Hey @leeeizhang I'm also facing the same issue below even with the latest changes and seems not related to reshaping or mode. Did this issue got resolved on your side after the fix? Thank you! (I'm using torch 2.3.1 btw). The returned tensor tuple is coming from here. ( emulate=True does not have problem btw) It seems for all the output type cases, it will return a tuple of two tensors (for fp16/fp32/bf16, it will return a tuple with second tensor to be 0 scalar and for fp8 output type it will return the scale ) For for all the cases, it cannot be treated as a single tensor and casted. 🤔 This is a poor man version fix: https://github.com/pytorch/ao/pull/702 (need a better solution)

RuntimeError: Unable to cast (tensor([[ 0.5145,  0.0516,  0.2376,  ...,  0.4223, -0.5424,  0.4097],
        [ 0.9510, -0.3045, -0.3444,  ..., -0.0056, -0.5410,  1.1299],
        [ 0.3378, -0.2371, -0.4324,  ..., -0.4220,  0.5146,  0.4283],
        ...,
        [ 0.5058,  0.1434,  0.4000,  ...,  0.0190,  0.5246,  0.2922],
        [-0.1201, -0.2883,  0.2411,  ...,  0.4197,  0.5214,  0.3386],
        [-0.4649, -0.6164,  0.3143,  ..., -0.3093, -0.0355,  0.4321]],
       device='cuda:0'), tensor(32.0000, device='cuda:0')) to Tensor
leeeizhang commented 4 weeks ago

Hey @leeeizhang I'm also facing the same issue below even with the latest changes and seems not related to reshaping or mode. Did this issue got resolved on your side after the fix? Thank you! (I'm using torch 2.3.1 btw). The returned tensor tuple is coming from here. ( emulate=True does not have problem btw) It seems for all the output type cases, it will return a tuple of two tensors (for fp16/fp32/bf16, it will return a tuple with second tensor to be 0 scalar and for fp8 output type it will return the scale ) For for all the cases, it cannot be treated as a single tensor and casted. 🤔 This is a poor man version fix: https://github.com/pytorch/ao/pull/702 (need a better solution)

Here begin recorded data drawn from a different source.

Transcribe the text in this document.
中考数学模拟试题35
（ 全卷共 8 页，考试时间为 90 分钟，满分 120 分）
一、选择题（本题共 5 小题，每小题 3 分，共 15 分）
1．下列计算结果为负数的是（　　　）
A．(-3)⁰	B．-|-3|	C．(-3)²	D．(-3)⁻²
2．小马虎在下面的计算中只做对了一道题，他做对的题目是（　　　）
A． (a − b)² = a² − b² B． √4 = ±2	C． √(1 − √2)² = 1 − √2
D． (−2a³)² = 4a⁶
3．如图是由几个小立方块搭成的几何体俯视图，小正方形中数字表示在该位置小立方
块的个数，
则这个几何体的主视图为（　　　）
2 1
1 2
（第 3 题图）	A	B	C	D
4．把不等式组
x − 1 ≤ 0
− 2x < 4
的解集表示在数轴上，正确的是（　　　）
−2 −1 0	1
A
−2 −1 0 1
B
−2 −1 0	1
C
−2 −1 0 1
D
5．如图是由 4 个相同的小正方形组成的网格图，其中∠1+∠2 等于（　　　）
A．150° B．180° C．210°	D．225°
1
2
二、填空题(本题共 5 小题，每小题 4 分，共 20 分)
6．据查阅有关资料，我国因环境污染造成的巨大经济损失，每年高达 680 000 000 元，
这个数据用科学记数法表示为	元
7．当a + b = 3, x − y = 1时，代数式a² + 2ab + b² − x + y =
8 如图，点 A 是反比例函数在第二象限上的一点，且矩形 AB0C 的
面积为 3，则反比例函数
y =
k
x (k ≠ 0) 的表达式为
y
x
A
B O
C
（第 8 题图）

RuntimeError: Unable to cast (tensor([[ 0.5145,  0.0516,  0.2376,  ...,  0.4223, -0.5424,  0.4097],

        [ 0.9510, -0.3045, -0.3444,  ..., -0.0056, -0.5410,  1.1299],

        [ 0.3378, -0.2371, -0.4324,  ..., -0.4220,  0.5146,  0.4283],

        ...,

        [ 0.5058,  0.1434,  0.4000,  ...,  0.0190,  0.5246,  0.2922],

        [-0.1201, -0.2883,  0.2411,  ...,  0.4197,  0.5214,  0.3386],

        [-0.4649, -0.6164,  0.3143,  ..., -0.3093, -0.0355,  0.4321]],

       device='cuda:0'), tensor(32.0000, device='cuda:0')) to Tensor

Try the torch nightly (2.5.0dev), which refactor the returns of torch._scaled_mm into tensor instead of tuple.

qingquansong commented 3 weeks ago

@leeeizhang Thank you very much!

vkuzo commented 3 weeks ago

Thanks for filing, I think we should make the version expectations clear in the readme, reopening until we make that happen.